In Japanese historiography, the 1980s might be called the decade of social history, when many books and articles appeared featuring “social history” in their titles, often in order to convey the impression to readers that something new was being offered. Serious, academic historical studies of social and popular movements were more or less swallowed up in this tide. In parallel to this somewhat excessive commercialization of history, the original, basic ideas behind “moral economy” seemed to lose their power to appeal to the historical imagination. Since the end of the Cold War and the subsequent “triumph” of capitalist globalization, concepts such as resistance, social movements, and traditional customs and culture have lost much of their attractiveness. Instead, social integration, regulation, and control were new topics deemed as important and urgent. Certainly, less and less academic interest was being paid to topics such as social class, trade union movements, class struggle, and social movements.

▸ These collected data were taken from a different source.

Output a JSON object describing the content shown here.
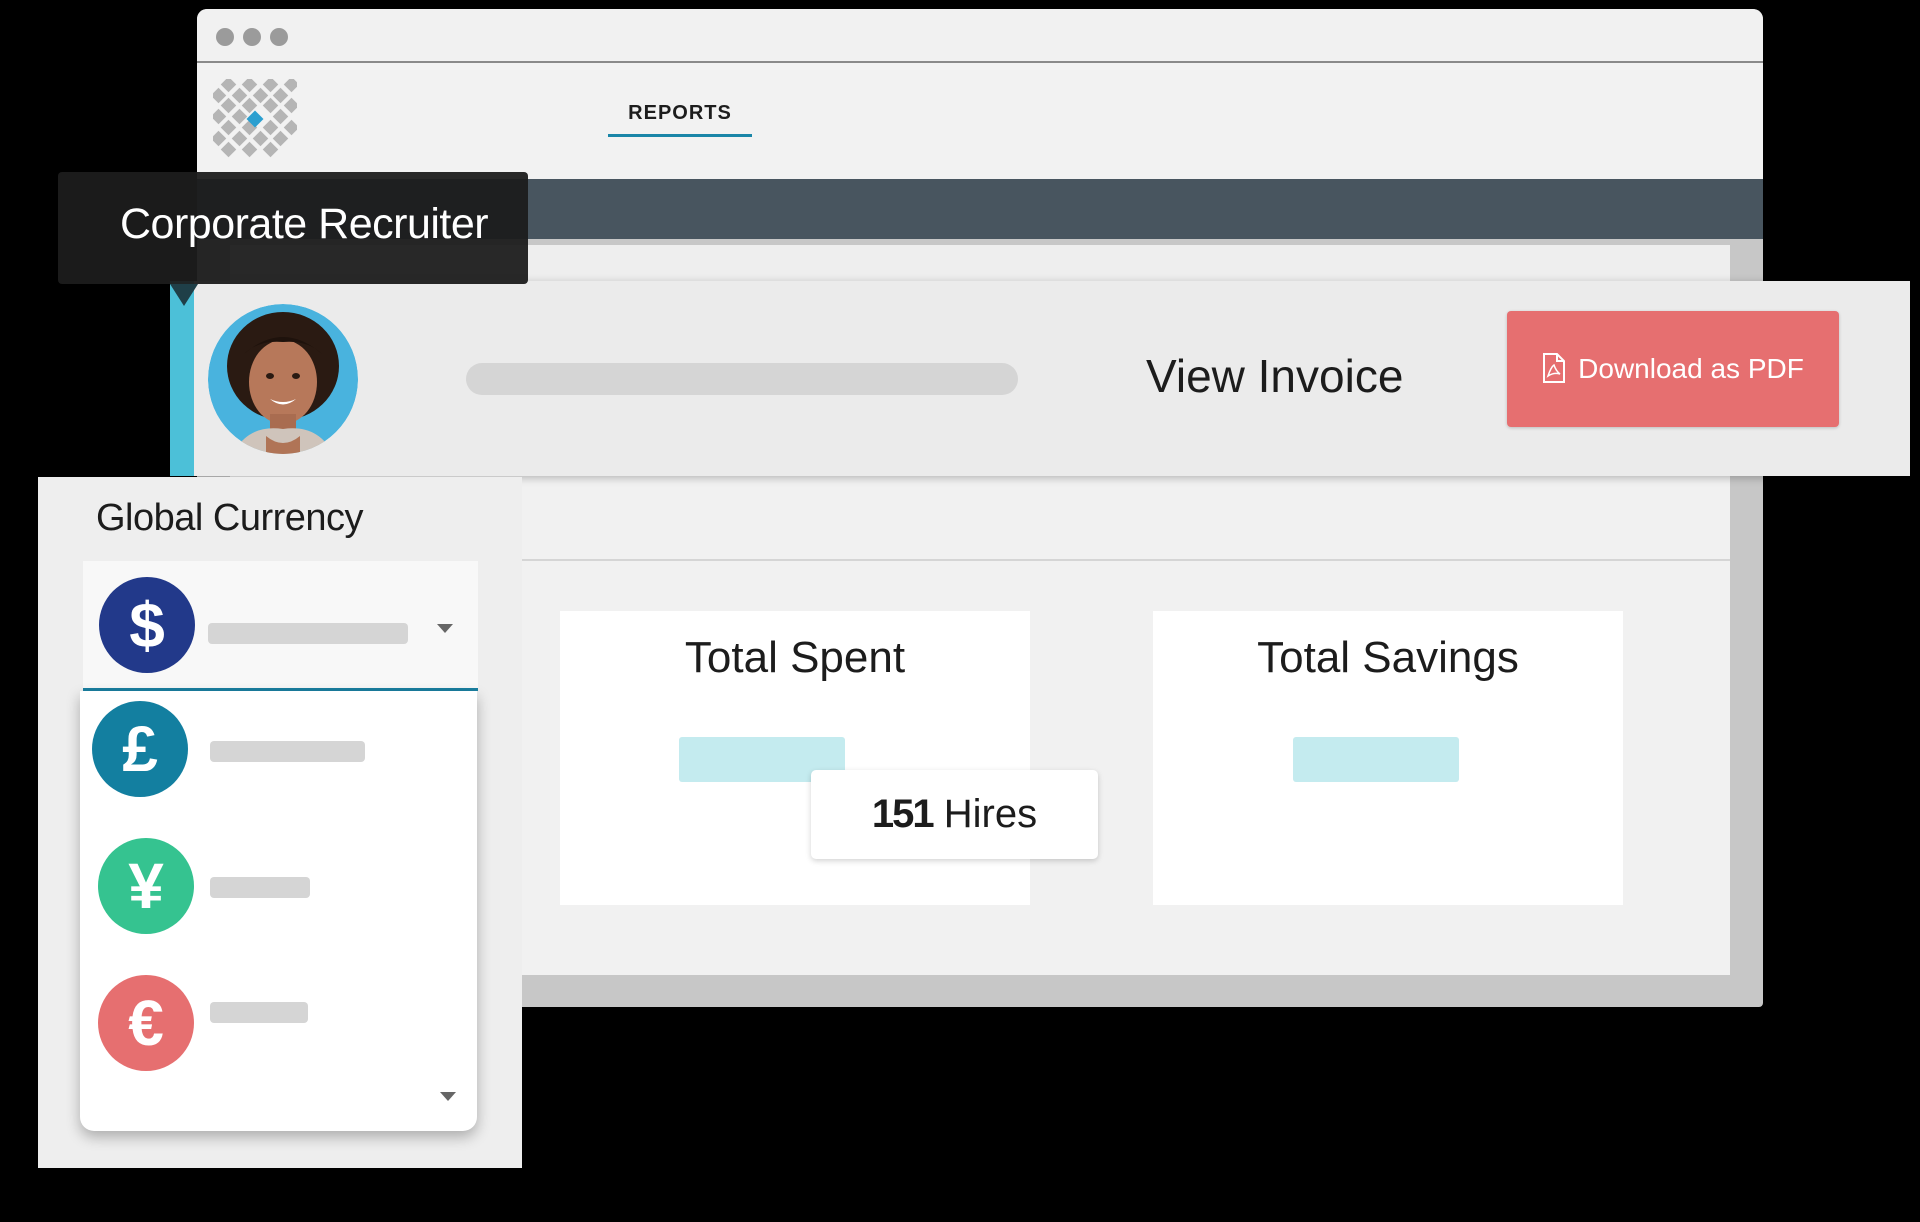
{
  "header": {
    "tabs": [
      {
        "label": "REPORTS",
        "active": true
      }
    ]
  },
  "tooltip": {
    "title": "Corporate Recruiter"
  },
  "invoice": {
    "view_label": "View Invoice",
    "download_label": "Download as PDF",
    "download_color": "#e66f70",
    "accent_color": "#4cc0d8"
  },
  "stats": {
    "total_spent_label": "Total Spent",
    "total_savings_label": "Total Savings",
    "hires_count": "151",
    "hires_label": "Hires"
  },
  "currency": {
    "title": "Global Currency",
    "selected": {
      "symbol": "$",
      "color": "#22398a",
      "icon": "dollar-icon"
    },
    "options": [
      {
        "symbol": "£",
        "color": "#137fa0",
        "icon": "pound-icon"
      },
      {
        "symbol": "¥",
        "color": "#35c390",
        "icon": "yen-icon"
      },
      {
        "symbol": "€",
        "color": "#e66f70",
        "icon": "euro-icon"
      }
    ]
  }
}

Thus, at the moment, a Thompsonian social history of class, popular culture, and human agency would not seem to be in great demand in Japan. However, there is a concern among Japanese historians that common people and human agency in general have become less and less visible in recent historiography.Footnote 69 At the same time, Japan is witnessing a widening of class differences, as well as the appearance of the “precarious proletariat” as a new group of highly vulnerable and exploited workers. This could give historians a further stimulus to conduct a deeper enquiry into historical examples of the human agency of those who are supposed to have little. An updated critical reassessment of the categories of Thompsonian social history, particularly those first presented in The Making, is therefore both indicated and desirable.